Google’s LIT Platform for Natural Language Model Testing is Now Open Source
Researchers at Google have turned the Language Interpretability Tool (LIT) into an open-source platform for improving natural language processing models. LIT provides a way for developers to see and check how their AI model performs and why they may struggle in some cases. The wide use of Google’s automatic speech recognition suggests LIT could be useful for many organizations in tuning their assistants’ interactions.
Though NLP software has improved at a rapid rate, the models can still make mistakes, and the reasons for some of their behavior can be difficult to puzzle out even for their creators. Teasing out the threads is often complicated and challenging. LIT provides a way to see the analysis visualized, quickly testing many potential explanations for the model not performing as desired and comparing them to find out the AI’s logic. LIT can analyze how software models language, classifies input, and anticipates how a conversation might proceed, spotting biases and tendencies that might be hard to identify with raw data.
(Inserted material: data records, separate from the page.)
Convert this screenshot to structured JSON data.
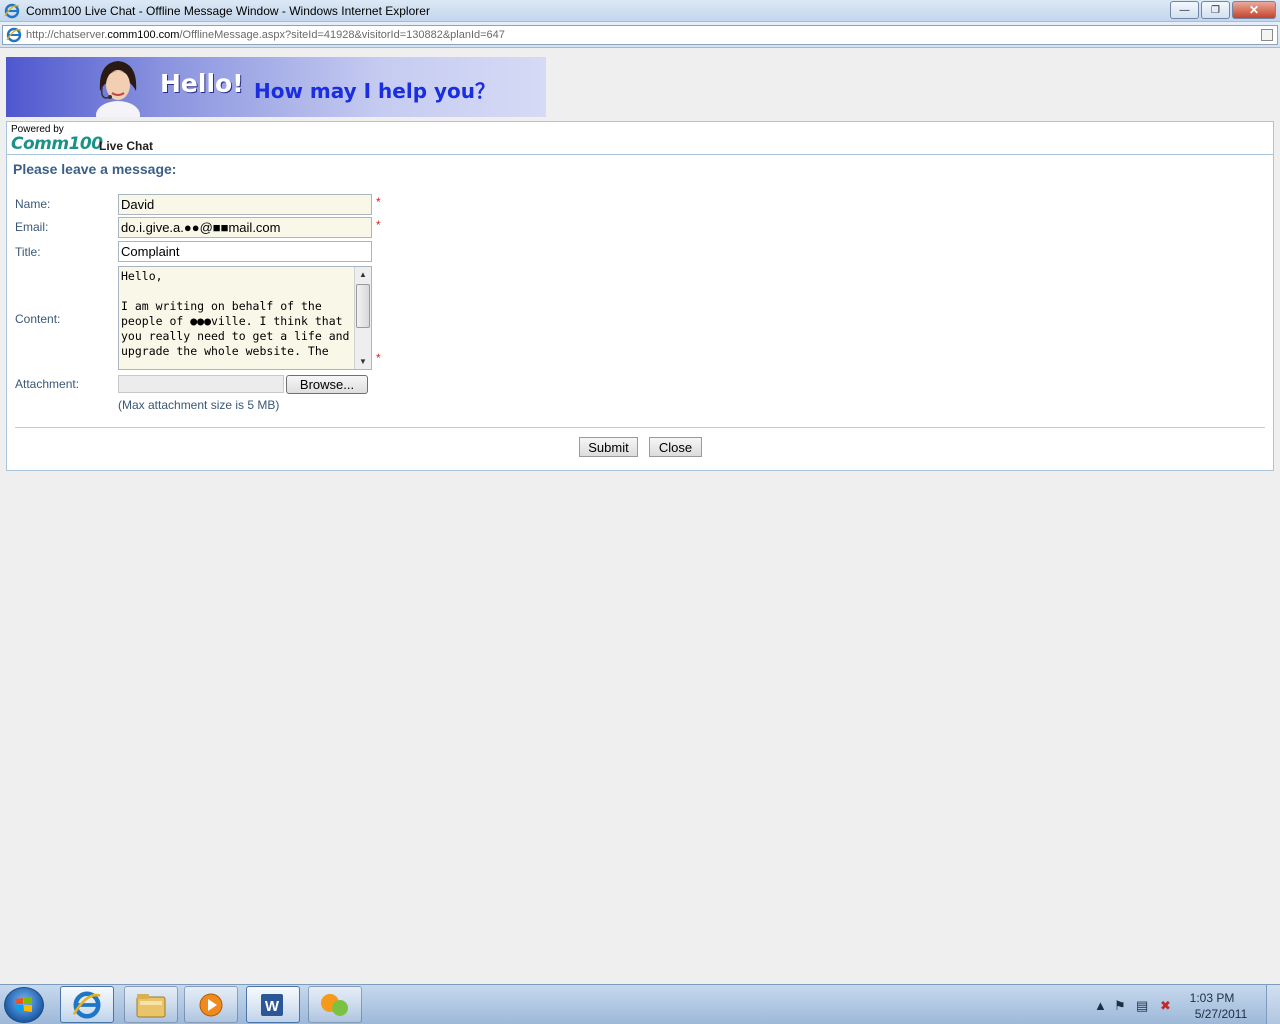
{
  "window": {
    "title": "Comm100 Live Chat - Offline Message Window - Windows Internet Explorer",
    "url_prefix": "http://chatserver.",
    "url_domain": "comm100.com",
    "url_path": "/OfflineMessage.aspx?siteId=41928&visitorId=130882&planId=647"
  },
  "banner": {
    "hello": "Hello!",
    "help": "How may I help you？"
  },
  "branding": {
    "powered_by": "Powered by",
    "logo": "Comm100",
    "live_chat": "Live Chat"
  },
  "form": {
    "heading": "Please leave a message:",
    "name_label": "Name:",
    "name_value": "David",
    "email_label": "Email:",
    "email_value": "do.i.give.a.●●@■■mail.com",
    "title_label": "Title:",
    "title_value": "Complaint",
    "content_label": "Content:",
    "content_value": "Hello,\n\nI am writing on behalf of the people of ●●●ville. I think that you really need to get a life and upgrade the whole website. The",
    "attachment_label": "Attachment:",
    "browse_label": "Browse...",
    "max_size_note": "(Max attachment size is 5 MB)",
    "required_mark": "*",
    "submit_label": "Submit",
    "close_label": "Close"
  },
  "taskbar": {
    "time": "1:03 PM",
    "date": "5/27/2011",
    "apps": [
      "internet-explorer",
      "windows-explorer",
      "media-player",
      "microsoft-word",
      "join-me"
    ]
  },
  "colors": {
    "label_blue": "#3a5778",
    "required_red": "#e01b1b",
    "required_field_bg": "#f8f7e8",
    "logo_teal": "#1b9288"
  }
}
“We focus on core questions about model behavior,” the scientists explained in an academic paper about LIT. “Why did my model make this prediction? When does it perform poorly? What happens under a controlled change in the input? LIT integrates local explanations, aggregate analysis, and counterfactual generation into a streamlined, browser-based interface to enable rapid exploration and error analysis.”
Being interactive online does put limits on how well LIT handles more massive datasets compared to some offline options, and its flexibility prevents deep integration. The developers behind LIT put all of the documentation on GitHub, encouraging others to use and experiment with the software. The researchers aren’t done with LIT, either, and are planning more measurements and visualization tools, along with more customization.
LIT doesn’t solve all of the analytical questions, but it does at least provide a window on where to begin improving the algorithms. Independent and specialized voice assistant developers might use it to test where there are gaps in a voice assistant trained to be accessible to those with speech impediments or that it doesn’t make assumptions about gender based on occupation, as the researchers demonstrated in their article.
“Despite the recent explosion of work on model understanding and evaluation, there is no “silver bullet” for analysis,” the researchers wrote. “LIT provides first-class support for counterfactual generation: new datapoints can be added on the fly, and their effect on the model visualized immediately.”